There was a time, not too far in the past, when lonely Americans purchased greeting cards, flowers and candy to woo the objects of their affections. The courting ritual was a healthy way for men and women to develop their interpersonal relationship skills, social networks and to contribute to the U.S. economy. Honing their bodies to alluring perfection meant costly gym memberships. Roses, chocolates and prom nights were not cheap excuses to get laid -- they were very expensive excuses to get laid. Bar tabs, fancy dinners, new wardrobes, movie tickets and romantic outings caused profits in niche markets to soar. And for those wretched souls too awkward to date, or those too perverted, the U.S. prostitution sector enjoyed substantial gains. Yes, love was lucrative. And in the 21st century, the honeymoon has ended. Abruptly and impoverished.

Internet porn -- cheap or oftentimes free, but always available and on-demand -- has killed the market once cornered by lust. Why spend any time, thought or coin trying to win over a drunken club rat or long-admired co-worker when you can masturbate the night away to a variety of sex objects, customizable to your preference or mood, in acts as dirty or fetishized as your unspoken yearnings? No planning, uncomfortable encounters, amorous banter, big restaurant bills, judgment or derision. Internet pornstars will never reject you or make demands of you. But they’ll also never love you or help you find your way back into the pure, unsullied grace of Christ.

Digital Books

There was a time when publishers and educators feared that the Internet would destroy the printed word. It may have, but it didn’t destroy reading. Literacy is on the rise. The Web’s very nature relies on content. More people today read and write regularly as a result. Electronic publishing, therefore, is booming. That’s a problem.

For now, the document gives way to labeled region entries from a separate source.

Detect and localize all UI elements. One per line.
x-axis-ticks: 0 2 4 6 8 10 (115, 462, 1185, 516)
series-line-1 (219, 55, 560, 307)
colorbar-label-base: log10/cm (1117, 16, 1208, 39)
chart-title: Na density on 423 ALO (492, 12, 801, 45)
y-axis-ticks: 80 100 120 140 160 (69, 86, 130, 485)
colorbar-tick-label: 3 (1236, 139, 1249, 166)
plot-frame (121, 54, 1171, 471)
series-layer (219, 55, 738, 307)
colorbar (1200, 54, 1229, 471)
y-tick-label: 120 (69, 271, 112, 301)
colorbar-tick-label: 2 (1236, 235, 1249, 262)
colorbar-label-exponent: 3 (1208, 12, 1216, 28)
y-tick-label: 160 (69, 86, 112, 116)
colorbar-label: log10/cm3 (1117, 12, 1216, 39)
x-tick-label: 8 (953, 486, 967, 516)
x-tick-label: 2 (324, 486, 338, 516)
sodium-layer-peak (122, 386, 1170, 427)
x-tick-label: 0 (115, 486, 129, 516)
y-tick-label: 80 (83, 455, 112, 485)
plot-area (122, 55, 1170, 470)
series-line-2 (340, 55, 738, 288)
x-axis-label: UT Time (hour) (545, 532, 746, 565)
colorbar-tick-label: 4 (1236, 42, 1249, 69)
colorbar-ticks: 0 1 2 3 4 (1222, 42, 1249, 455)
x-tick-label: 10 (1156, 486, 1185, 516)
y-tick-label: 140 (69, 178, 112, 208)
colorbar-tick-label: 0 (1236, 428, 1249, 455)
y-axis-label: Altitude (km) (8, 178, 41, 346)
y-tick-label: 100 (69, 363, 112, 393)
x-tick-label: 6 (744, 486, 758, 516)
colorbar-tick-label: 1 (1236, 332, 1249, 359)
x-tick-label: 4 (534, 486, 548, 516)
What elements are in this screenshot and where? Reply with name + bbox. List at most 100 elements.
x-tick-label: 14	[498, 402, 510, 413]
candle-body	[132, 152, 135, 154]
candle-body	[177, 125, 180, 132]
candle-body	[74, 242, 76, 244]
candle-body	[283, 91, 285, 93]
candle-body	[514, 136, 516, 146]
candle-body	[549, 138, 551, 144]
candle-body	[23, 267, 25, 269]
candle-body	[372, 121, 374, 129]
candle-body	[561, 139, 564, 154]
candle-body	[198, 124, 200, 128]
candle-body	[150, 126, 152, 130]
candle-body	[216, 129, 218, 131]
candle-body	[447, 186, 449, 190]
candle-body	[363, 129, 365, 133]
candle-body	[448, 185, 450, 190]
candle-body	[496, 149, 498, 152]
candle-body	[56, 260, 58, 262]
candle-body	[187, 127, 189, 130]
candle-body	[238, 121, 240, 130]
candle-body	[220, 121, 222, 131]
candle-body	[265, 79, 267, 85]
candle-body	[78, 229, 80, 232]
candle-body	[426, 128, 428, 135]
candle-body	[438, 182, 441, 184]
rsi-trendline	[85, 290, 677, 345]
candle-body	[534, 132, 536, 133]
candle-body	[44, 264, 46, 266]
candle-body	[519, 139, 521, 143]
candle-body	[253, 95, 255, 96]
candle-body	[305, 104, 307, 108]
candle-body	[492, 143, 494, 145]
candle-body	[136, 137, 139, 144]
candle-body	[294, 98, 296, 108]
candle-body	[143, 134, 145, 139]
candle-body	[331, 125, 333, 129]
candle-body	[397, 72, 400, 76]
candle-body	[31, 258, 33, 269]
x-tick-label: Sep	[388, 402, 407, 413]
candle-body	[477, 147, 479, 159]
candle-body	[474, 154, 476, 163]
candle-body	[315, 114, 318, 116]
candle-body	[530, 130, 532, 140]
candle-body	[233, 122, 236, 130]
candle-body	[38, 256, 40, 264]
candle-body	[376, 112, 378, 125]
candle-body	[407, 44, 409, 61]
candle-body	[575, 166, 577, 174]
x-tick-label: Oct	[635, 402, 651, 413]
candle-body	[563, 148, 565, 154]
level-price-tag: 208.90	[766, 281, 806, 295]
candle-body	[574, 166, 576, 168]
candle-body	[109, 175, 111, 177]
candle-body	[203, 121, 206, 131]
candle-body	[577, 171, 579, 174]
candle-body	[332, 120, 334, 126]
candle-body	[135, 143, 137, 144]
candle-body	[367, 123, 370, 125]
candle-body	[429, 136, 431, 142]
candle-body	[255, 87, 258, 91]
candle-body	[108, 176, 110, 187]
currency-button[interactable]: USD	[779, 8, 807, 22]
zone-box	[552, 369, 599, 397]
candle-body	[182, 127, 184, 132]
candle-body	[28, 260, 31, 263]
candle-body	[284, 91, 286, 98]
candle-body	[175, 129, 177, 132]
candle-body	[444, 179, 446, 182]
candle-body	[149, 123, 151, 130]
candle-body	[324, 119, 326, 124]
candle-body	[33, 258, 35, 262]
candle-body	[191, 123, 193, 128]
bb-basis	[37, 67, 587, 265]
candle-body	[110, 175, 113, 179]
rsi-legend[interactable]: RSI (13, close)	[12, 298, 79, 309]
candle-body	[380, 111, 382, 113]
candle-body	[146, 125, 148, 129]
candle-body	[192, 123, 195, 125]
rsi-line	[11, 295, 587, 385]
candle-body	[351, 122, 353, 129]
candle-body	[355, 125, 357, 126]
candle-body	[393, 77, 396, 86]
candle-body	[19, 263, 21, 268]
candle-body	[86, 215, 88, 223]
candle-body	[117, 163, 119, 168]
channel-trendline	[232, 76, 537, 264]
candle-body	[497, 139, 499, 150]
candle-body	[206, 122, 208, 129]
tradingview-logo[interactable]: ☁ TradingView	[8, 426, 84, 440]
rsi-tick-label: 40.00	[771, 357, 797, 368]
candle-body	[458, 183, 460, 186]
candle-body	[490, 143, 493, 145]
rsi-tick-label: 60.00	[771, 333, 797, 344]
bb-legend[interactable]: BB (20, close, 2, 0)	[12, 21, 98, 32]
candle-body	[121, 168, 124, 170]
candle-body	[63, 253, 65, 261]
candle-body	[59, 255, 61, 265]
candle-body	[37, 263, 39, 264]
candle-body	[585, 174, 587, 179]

Literature has always been present in our culture, but going to a bookseller and doling out cash for prohibitively expensive novels usually served as a good deterrent. Like Internet porn, technology has enabled affordable, on-demand gratification in publishing. Our phones and tablets double as reading devices. And through vast digital libraries on e-commerce sites such as Amazon, iTunes and Google Play, millions of books wait at our fingertips to be opened.

Prior to the Internet, bookstores sold what they were told to -- what the corporations who owned them deemed appropriate, influenced by the recommendations of the congresspeople who supported those businesses. A casual shopper could find any number of useful and morally enriching literature -- the Christian Bible, the memoirs of Ronald Reagan and anything by Glenn Beck or Bill O’Reilly.

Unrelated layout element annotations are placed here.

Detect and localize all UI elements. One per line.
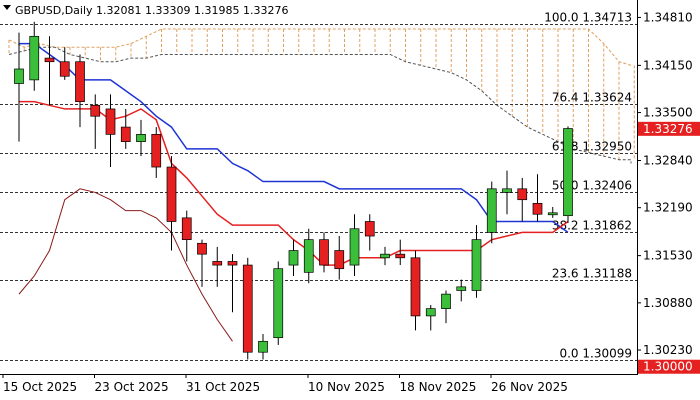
y-tick-label: 1.32840 bbox=[643, 153, 693, 167]
y-tick-label: 1.31530 bbox=[643, 249, 693, 263]
current-price-badge: 1.33276 bbox=[643, 122, 693, 136]
candle-body bbox=[136, 133, 146, 142]
candle-body bbox=[273, 268, 284, 339]
candle-body bbox=[181, 217, 192, 241]
candle-body bbox=[563, 128, 573, 217]
symbol-title: GBPUSD,Daily 1.32081 1.33309 1.31985 1.3… bbox=[15, 4, 289, 17]
candle-body bbox=[120, 126, 131, 142]
candle-body bbox=[166, 166, 177, 222]
x-tick-label: 31 Oct 2025 bbox=[186, 380, 260, 394]
candle-body bbox=[502, 188, 512, 193]
candle-body bbox=[441, 293, 451, 309]
candle-body bbox=[227, 261, 238, 266]
fib-level-label: 23.6 1.31188 bbox=[552, 267, 632, 281]
fib-level-label: 0.0 1.30099 bbox=[559, 347, 632, 361]
axes bbox=[0, 0, 638, 375]
bottom-price-badge: 1.30000 bbox=[643, 360, 693, 374]
senkou-span-b-line bbox=[8, 46, 632, 164]
y-tick-label: 1.32190 bbox=[643, 201, 693, 215]
candle-body bbox=[349, 228, 360, 266]
candle-body bbox=[532, 202, 543, 215]
y-tick-label: 1.34810 bbox=[643, 10, 693, 24]
fib-level-label: 76.4 1.33624 bbox=[552, 91, 632, 105]
candle-body bbox=[319, 239, 329, 266]
y-tick-label: 1.33500 bbox=[643, 106, 693, 120]
x-tick-label: 23 Oct 2025 bbox=[95, 380, 169, 394]
y-tick-label: 1.30880 bbox=[643, 296, 693, 310]
candle-body bbox=[44, 57, 55, 63]
candle-body bbox=[105, 108, 116, 135]
senkou-span-a-line bbox=[8, 28, 632, 66]
candle-body bbox=[334, 250, 345, 270]
candle-body bbox=[242, 264, 253, 353]
candle-body bbox=[456, 286, 467, 291]
candle-body bbox=[410, 257, 421, 317]
candle-body bbox=[75, 61, 85, 103]
x-tick-label: 26 Nov 2025 bbox=[491, 380, 568, 394]
chevron-down-icon[interactable] bbox=[3, 5, 11, 10]
x-tick-label: 15 Oct 2025 bbox=[3, 380, 77, 394]
candle-body bbox=[380, 253, 390, 259]
candle-body bbox=[29, 35, 40, 81]
candle-body bbox=[303, 239, 314, 273]
candle-body bbox=[90, 104, 101, 117]
candle-body bbox=[14, 68, 24, 84]
candlesticks bbox=[14, 21, 573, 360]
candle-body bbox=[288, 250, 299, 266]
kijun-sen-line bbox=[19, 42, 569, 233]
candle-body bbox=[212, 261, 223, 266]
chart-title: GBPUSD,Daily 1.32081 1.33309 1.31985 1.3… bbox=[3, 4, 289, 17]
y-axis-ticks: 1.34810 1.34150 1.33500 1.32840 1.32190 1.315… bbox=[637, 10, 693, 357]
candle-body bbox=[258, 340, 268, 353]
candle-body bbox=[471, 239, 482, 291]
candle-body bbox=[151, 133, 162, 168]
candle-body bbox=[395, 253, 406, 259]
y-tick-label: 1.34150 bbox=[643, 58, 693, 72]
chikou-span-line bbox=[18, 188, 233, 342]
fib-level-label: 100.0 1.34713 bbox=[544, 11, 632, 25]
bottom-price-badge-bg bbox=[638, 359, 700, 374]
candle-body bbox=[547, 212, 558, 216]
x-axis-ticks: 15 Oct 2025 23 Oct 2025 31 Oct 2025 10 Nov … bbox=[2, 374, 568, 394]
candle-body bbox=[425, 308, 436, 317]
candle-body bbox=[59, 61, 70, 77]
x-tick-label: 18 Nov 2025 bbox=[400, 380, 477, 394]
fib-level-label: 38.2 1.31862 bbox=[552, 219, 632, 233]
current-price-badge-bg bbox=[638, 121, 700, 136]
y-tick-label: 1.30230 bbox=[643, 343, 693, 357]
price-badges: 1.33276 1.30000 bbox=[638, 121, 700, 374]
ichimoku-cloud bbox=[8, 28, 635, 164]
candle-body bbox=[364, 221, 375, 237]
x-tick-label: 10 Nov 2025 bbox=[308, 380, 385, 394]
candle-body bbox=[517, 188, 528, 201]
candle-body bbox=[486, 188, 497, 233]
candle-body bbox=[197, 242, 207, 255]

Today, readers have instant, unchecked access to obscene and dangerous materials. The 9/11 Commission Report, religious scriptures extolling the teachings of Judaism or Islam or Scientology, anything by Al Franken, and even a few highly flawed history texts by charlatans such as Jon Stewart.

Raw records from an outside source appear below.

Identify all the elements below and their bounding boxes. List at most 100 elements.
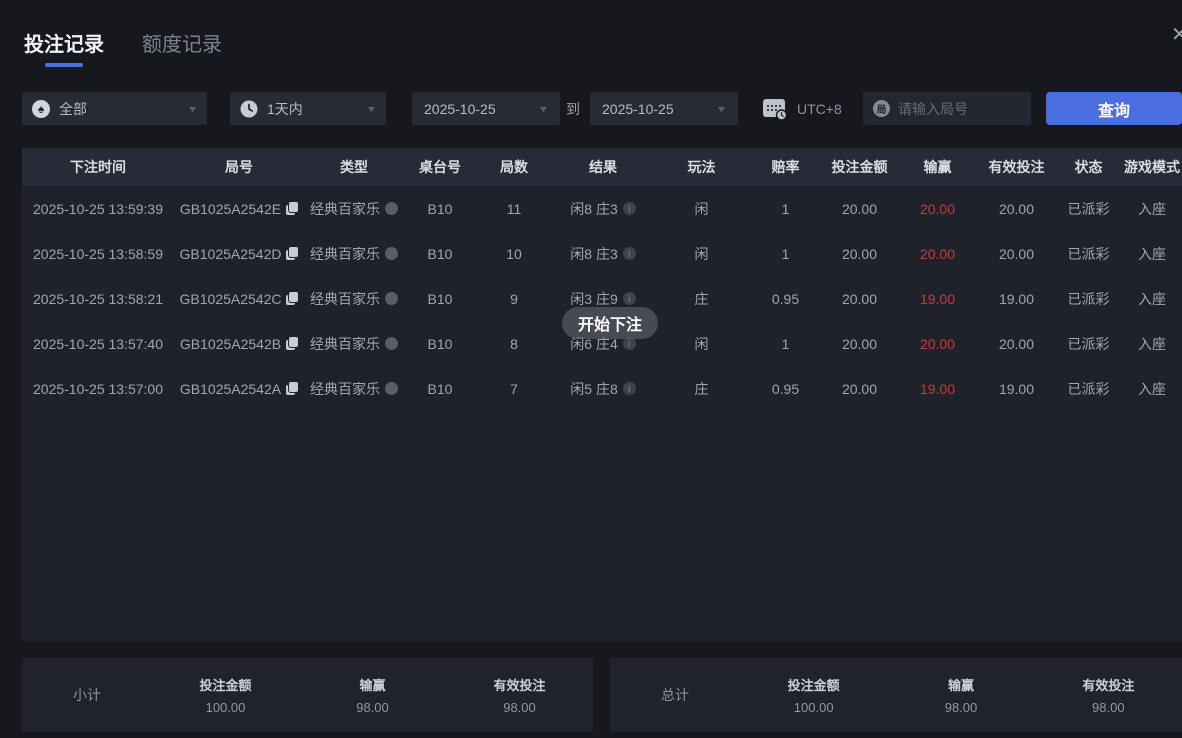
total-win-lose: 输赢 98.00 (887, 675, 1034, 715)
stat-label: 有效投注 (1082, 678, 1135, 693)
copy-icon[interactable] (286, 202, 299, 215)
copy-icon[interactable] (286, 382, 299, 395)
chevron-down-icon: ▼ (186, 103, 199, 114)
records-table: 下注时间 局号 类型 桌台号 局数 结果 玩法 赔率 投注金额 输赢 有效投注 … (22, 148, 1182, 641)
type-text: 经典百家乐 (310, 335, 380, 352)
col-header-result: 结果 (589, 159, 617, 175)
stat-label: 输赢 (947, 678, 974, 693)
cell-game-no: GB1025A2542C (174, 291, 304, 307)
cell-game-mode: 入座 (1138, 200, 1166, 217)
info-icon[interactable]: i (622, 382, 636, 395)
table-row: 2025-10-25 13:59:39 GB1025A2542E 经典百家乐 B… (22, 186, 1182, 231)
cell-type: 经典百家乐 (304, 379, 404, 399)
stat-label: 输赢 (359, 678, 386, 693)
result-text: 闲3 庄9 (570, 290, 618, 307)
query-button[interactable]: 查询 (1046, 92, 1182, 125)
table-row: 2025-10-25 13:57:00 GB1025A2542A 经典百家乐 B… (22, 366, 1182, 411)
calendar-clock-icon (762, 96, 788, 121)
cell-bet-amount: 20.00 (841, 245, 878, 262)
round-number-icon: 局 (873, 100, 890, 117)
cell-game-no: GB1025A2542D (174, 246, 304, 262)
cell-play: 闲 (694, 245, 709, 262)
cell-game-mode: 入座 (1138, 380, 1166, 397)
cell-table-no: B10 (427, 380, 453, 397)
cell-bet-time: 2025-10-25 13:59:39 (33, 200, 163, 217)
game-no-text: GB1025A2542A (179, 380, 282, 397)
info-icon[interactable]: i (622, 202, 636, 215)
info-icon[interactable]: i (622, 337, 636, 350)
cell-odds: 0.95 (771, 290, 800, 307)
replay-dot-icon (385, 202, 398, 215)
total-valid-bet: 有效投注 98.00 (1035, 675, 1182, 715)
cell-rounds: 9 (510, 290, 518, 307)
cell-odds: 1 (781, 200, 790, 217)
cell-result: 闲6 庄4 i (552, 334, 654, 354)
type-text: 经典百家乐 (310, 380, 380, 397)
category-value: 全部 (59, 100, 87, 117)
game-no-text: GB1025A2542D (179, 245, 282, 262)
game-no-text: GB1025A2542C (179, 290, 282, 307)
table-row: 2025-10-25 13:57:40 GB1025A2542B 经典百家乐 B… (22, 321, 1182, 366)
cell-result: 闲3 庄9 i (552, 289, 654, 309)
total-title: 总计 (661, 687, 689, 703)
result-text: 闲8 庄3 (570, 245, 618, 262)
clock-icon (240, 100, 258, 118)
col-header-rounds: 局数 (500, 159, 528, 175)
col-header-win-lose: 输赢 (923, 159, 952, 175)
cell-bet-amount: 20.00 (841, 200, 878, 217)
col-header-game-no: 局号 (225, 159, 253, 175)
cell-table-no: B10 (427, 245, 453, 262)
col-header-type: 类型 (340, 159, 368, 175)
replay-dot-icon (385, 247, 398, 260)
cell-bet-time: 2025-10-25 13:57:00 (33, 380, 163, 397)
round-search-input[interactable] (898, 100, 1008, 117)
tab-betting-records[interactable]: 投注记录 (24, 28, 104, 57)
date-to-value: 2025-10-25 (602, 100, 674, 117)
cell-game-mode: 入座 (1138, 335, 1166, 352)
stat-value: 98.00 (356, 700, 389, 715)
cell-result: 闲8 庄3 i (552, 199, 654, 219)
subtotal-bet-amount: 投注金额 100.00 (152, 675, 299, 715)
cell-play: 闲 (694, 200, 709, 217)
cell-bet-time: 2025-10-25 13:57:40 (33, 335, 163, 352)
chevron-down-icon: ▼ (537, 103, 550, 114)
cell-rounds: 10 (506, 245, 522, 262)
stat-value: 98.00 (503, 700, 536, 715)
date-from-picker[interactable]: 2025-10-25 ▼ (412, 92, 560, 125)
spade-icon: ♠ (32, 99, 50, 118)
copy-icon[interactable] (286, 337, 299, 350)
cell-valid-bet: 19.00 (998, 290, 1035, 307)
close-icon[interactable]: ✕ (1171, 24, 1182, 46)
cell-game-no: GB1025A2542E (174, 201, 304, 217)
cell-result: 闲8 庄3 i (552, 244, 654, 264)
copy-icon[interactable] (286, 247, 299, 260)
cell-win-lose: 20.00 (919, 200, 956, 217)
type-text: 经典百家乐 (310, 245, 380, 262)
tab-quota-records[interactable]: 额度记录 (142, 34, 222, 56)
round-search-field[interactable]: 局 (863, 92, 1031, 125)
info-icon[interactable]: i (622, 292, 636, 305)
cell-rounds: 7 (510, 380, 518, 397)
time-range-value: 1天内 (267, 100, 303, 117)
time-range-dropdown[interactable]: 1天内 ▼ (230, 92, 386, 125)
type-text: 经典百家乐 (310, 290, 380, 307)
date-to-picker[interactable]: 2025-10-25 ▼ (590, 92, 738, 125)
col-header-odds: 赔率 (771, 159, 800, 175)
cell-valid-bet: 19.00 (998, 380, 1035, 397)
info-icon[interactable]: i (622, 247, 636, 260)
col-header-status: 状态 (1074, 159, 1103, 175)
cell-bet-time: 2025-10-25 13:58:21 (33, 290, 163, 307)
cell-valid-bet: 20.00 (998, 335, 1035, 352)
cell-valid-bet: 20.00 (998, 200, 1035, 217)
cell-result: 闲5 庄8 i (552, 379, 654, 399)
category-dropdown[interactable]: ♠ 全部 ▼ (22, 92, 207, 125)
total-panel: 总计 投注金额 100.00 输赢 98.00 有效投注 98.00 (610, 658, 1182, 732)
chevron-down-icon: ▼ (365, 103, 378, 114)
copy-icon[interactable] (286, 292, 299, 305)
stat-value: 100.00 (793, 700, 834, 715)
game-no-text: GB1025A2542E (179, 200, 282, 217)
cell-type: 经典百家乐 (304, 334, 404, 354)
date-from-value: 2025-10-25 (424, 100, 496, 117)
cell-play: 庄 (694, 380, 709, 397)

The sad axiom has always persisted that people will believe anything they read in a book. The medium itself carries an aura of authority and veracity. Conservatives, much maligned and libeled in the pages of various tomes, have long understood the erroneous trust put into the written word. But technology has now diminished their control over the truth, in the printed and digital presses of this epoch’s computer-bedazzled dystopia.